# Introduction

There is a good chance that any of you who read this, never heard about porosity or might be unfamiliar with the term. However, there is also a good chance that you already familiar with the introduction picture above (Figure 1). In a simplest explanation, this Figure 1 will be your starting point to understand porosity. By the end of his series, We will (hopefully) understand: “What is porosity”; “Why is it important”; “How we measure it”; and “Who benefits from it”.

# The Basics

To put it simply as shown in the Figure 2 below, porosity is the “empty spaces” that lies between those pebbles. If we consider the whole dimension of the picture as the total volume, then the porosity is the comparison of the empty spaces between pebbles (illustrated by the yellow shading) vs the total volume (illustrated by multiplying length to width).

As illustrated in Figure 2, if we assume that the total volume is equal to total area of the picture (3 becomes 2 dimension), thus the porosity would be defined as total yellow area divided by total area (X*Y), and since yellow area is the total of empty spaces/ pore therefore:

\[ \phi = \frac{\sum_{Empty Spaces}}{X\times Y} \tag{1}\]

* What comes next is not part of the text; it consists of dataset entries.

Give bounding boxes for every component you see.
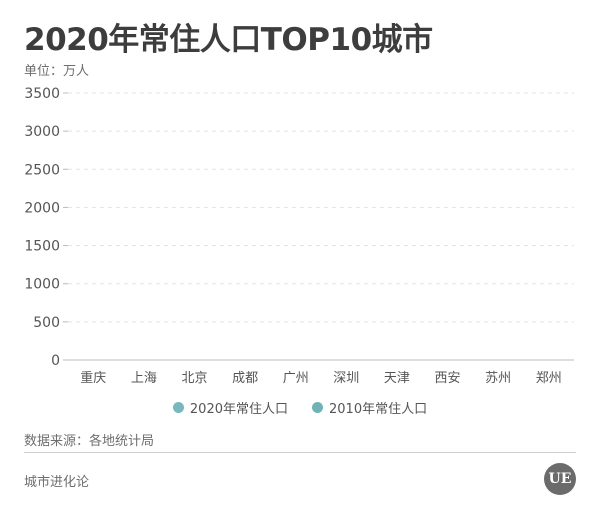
y-tick-label: 3000 (24, 124, 60, 140)
legend-marker-2010 (312, 402, 323, 413)
unit-label: 单位：万人 (24, 64, 90, 79)
y-tick-label: 3500 (24, 86, 60, 102)
x-tick-label: 广州 (283, 371, 309, 386)
x-tick-label: 北京 (181, 371, 207, 386)
y-tick-label: 1500 (24, 239, 60, 255)
bar-chart: 0 500 1000 1500 2000 2500 3000 3500 重庆 上海 北京 成都 广州 深… (24, 86, 574, 386)
legend-label-2010: 2010年常住人口 (329, 402, 428, 417)
x-tick-label: 上海 (131, 371, 157, 386)
x-tick-label: 苏州 (485, 370, 511, 386)
x-tick-label: 天津 (384, 371, 410, 386)
x-tick-label: 深圳 (333, 371, 359, 386)
y-tick-label: 0 (51, 353, 60, 369)
x-tick-label: 成都 (232, 371, 258, 386)
brand-name: 城市进化论 (24, 475, 90, 490)
y-tick-label: 2500 (24, 162, 60, 178)
x-tick-label: 重庆 (80, 370, 106, 386)
legend: 2020年常住人口 2010年常住人口 (0, 398, 600, 417)
x-tick-label: 西安 (434, 371, 460, 386)
legend-label-2020: 2020年常住人口 (189, 402, 288, 417)
brand-logo: UE (544, 463, 576, 495)
legend-item-2010[interactable]: 2010年常住人口 (312, 398, 427, 417)
legend-marker-2020 (172, 402, 184, 413)
chart-title: 2020年常住人口TOP10城市 (24, 22, 433, 58)
logo-text: UE (548, 471, 572, 487)
y-tick-label: 2000 (24, 200, 60, 216)
x-tick-label: 郑州 (536, 371, 562, 386)
divider (24, 452, 576, 453)
y-tick-label: 500 (33, 315, 60, 331)
y-tick-label: 1000 (24, 277, 60, 293)
data-source: 数据来源：各地统计局 (24, 434, 155, 449)
legend-item-2020[interactable]: 2020年常住人口 (172, 398, 288, 417)
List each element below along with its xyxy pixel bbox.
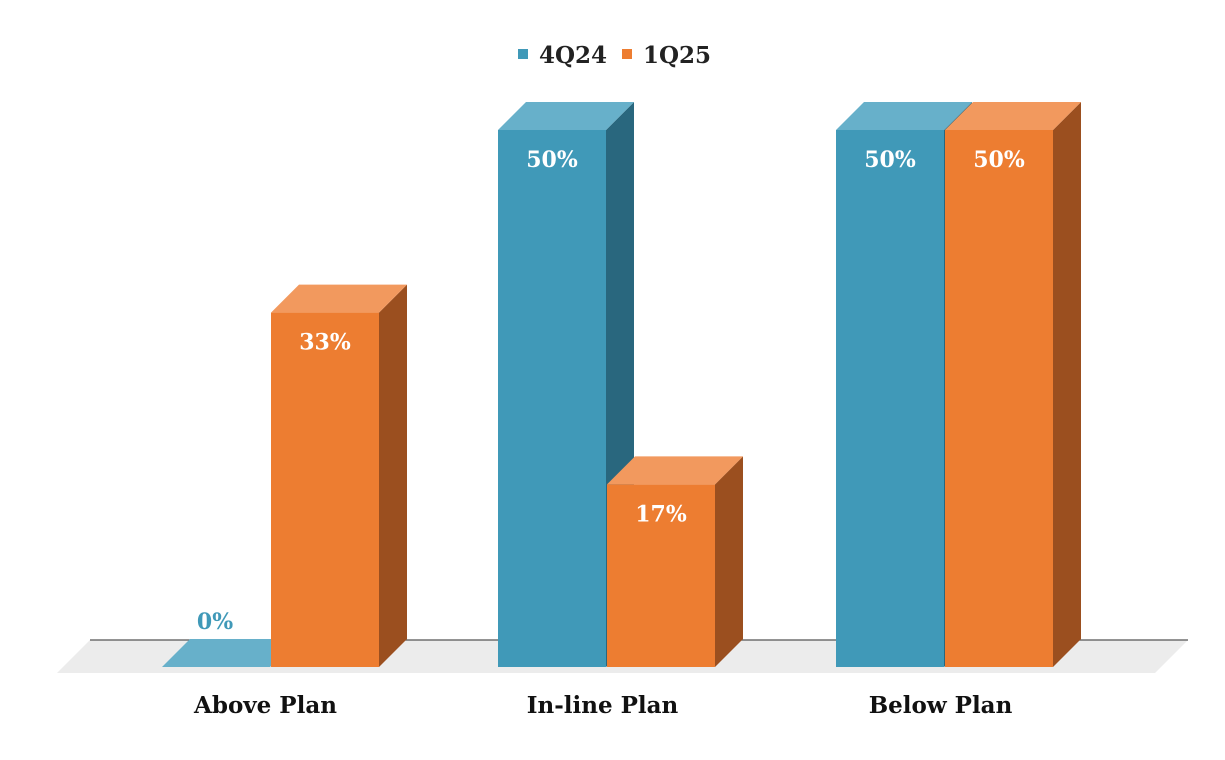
bar-side xyxy=(715,456,743,667)
bar-top xyxy=(162,639,298,667)
bar-top xyxy=(498,102,634,130)
bar-front xyxy=(498,130,606,667)
category-label-in-line-plan: In-line Plan xyxy=(527,692,679,719)
data-label-1q25-in-line-plan: 17% xyxy=(635,501,687,527)
bar-4q24-above-plan xyxy=(162,639,298,667)
legend-swatch-4q24 xyxy=(518,49,528,59)
data-label-4q24-above-plan: 0% xyxy=(197,609,233,635)
bars xyxy=(162,102,1081,667)
bar-front xyxy=(607,484,715,667)
legend-label-1q25: 1Q25 xyxy=(643,42,711,69)
legend-label-4q24: 4Q24 xyxy=(539,42,607,69)
bar-front xyxy=(836,130,944,667)
category-label-below-plan: Below Plan xyxy=(869,692,1013,719)
bar-1q25-in-line-plan xyxy=(607,456,743,667)
bar-top xyxy=(271,284,407,313)
data-labels: 0% 33% 50% 17% 50% 50% xyxy=(197,147,1025,635)
data-label-1q25-below-plan: 50% xyxy=(973,147,1025,173)
category-axis: Above Plan In-line Plan Below Plan xyxy=(193,692,1013,719)
legend-swatch-1q25 xyxy=(622,49,632,59)
bar-top xyxy=(945,102,1081,130)
bar-top xyxy=(607,456,743,485)
bar-side xyxy=(379,284,407,667)
bar-1q25-below-plan xyxy=(945,102,1081,667)
data-label-4q24-below-plan: 50% xyxy=(864,147,916,173)
category-label-above-plan: Above Plan xyxy=(193,692,337,719)
bar-1q25-above-plan xyxy=(271,284,407,667)
legend: 4Q24 1Q25 xyxy=(518,42,711,69)
bar-front xyxy=(271,312,379,667)
bar-top xyxy=(836,102,972,130)
data-label-4q24-in-line-plan: 50% xyxy=(526,147,578,173)
data-label-1q25-above-plan: 33% xyxy=(299,330,351,356)
bar-front xyxy=(945,130,1053,667)
bar-side xyxy=(1053,102,1081,667)
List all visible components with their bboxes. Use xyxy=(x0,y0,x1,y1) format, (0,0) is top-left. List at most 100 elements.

Using Figure 4 and Equation 1, assuming that the total area is equal to 6.5 unit, or 6.5x of most yellow area on the right side of the picture, then the porosity would be around 15.4%, as shown in the calculation below:

\[ \phi = \frac{\sum_{Empty Spaces}}{X\times Y} = 1/6.5 = 0.154 \]

# The Importance

Now that you get the idea of “what” is porosity, you were probably start questioning why should we understand it in oil and gas world? Why is it important to us? The short answer is… because it is where your oil and gas kept beneath the earth. It gives the idea how much is your oil and gas.

The long answer is, it will become the one of input to calculate reserve calculation through water saturation (Equation 2) and volumetric calculation (Equation 3), the basis of your reservoir characterization through rock typing, and if the rock quality is well-known enough, you can even determine the saturation from only porosity (Buckle Constant*).

\[ S_{w} = \sqrt{\frac{a \times R_{w}}{\phi \times R_{t}}} \tag{2}\]

\[ STOOIP = \frac{GRV_{e} \times NTG \times \phi \times (1-S_{w}) }{B_{o}} \tag{3}\]

Take volumetric calculation as an example. Porosity is affecting two factors here, water saturation using Sw from Archie’s Eq. and STOIIP. Messing up porosity, will make double errors in our final calculation of reserve.

# The Measurement

Depending on how we measure it, porosity measurement can be classified into two groups. Direct measurement and Indirect measurement (which we will only discuss a bit).

## Direct Measurement

Direct measurement of porosity is usually related to core data, where we have the real data of what we want to quantify (rock). Direct measurement relies on actual measurement, dimension, volume, pressure, etc. It can be done using several methods, from the simple one: caliper, to the complex one: Boyle’s law.

## Indirect Measurement

Indirect measurement relies on physical properties of the rock that has implication to porosity. such as Hydrogen Index, Bulk Density and Slownees. This measurement usually related to logging data either Wireline or LWD (well-log measurement). The benefit of this measurement compare to direct measurement is its continuous measurement of data. Since core porosity is discontinuous and a luxury that not every company/petrophysicist has. What usually happen is the logging data is being used as main data to calculate porosity of the rock. While direct measurement of core porosity being used as calibration point for porosity from log (see Track Porosity at Figure 5 below). The most common indirect measurements are density, neutron, and sonic/acoustic.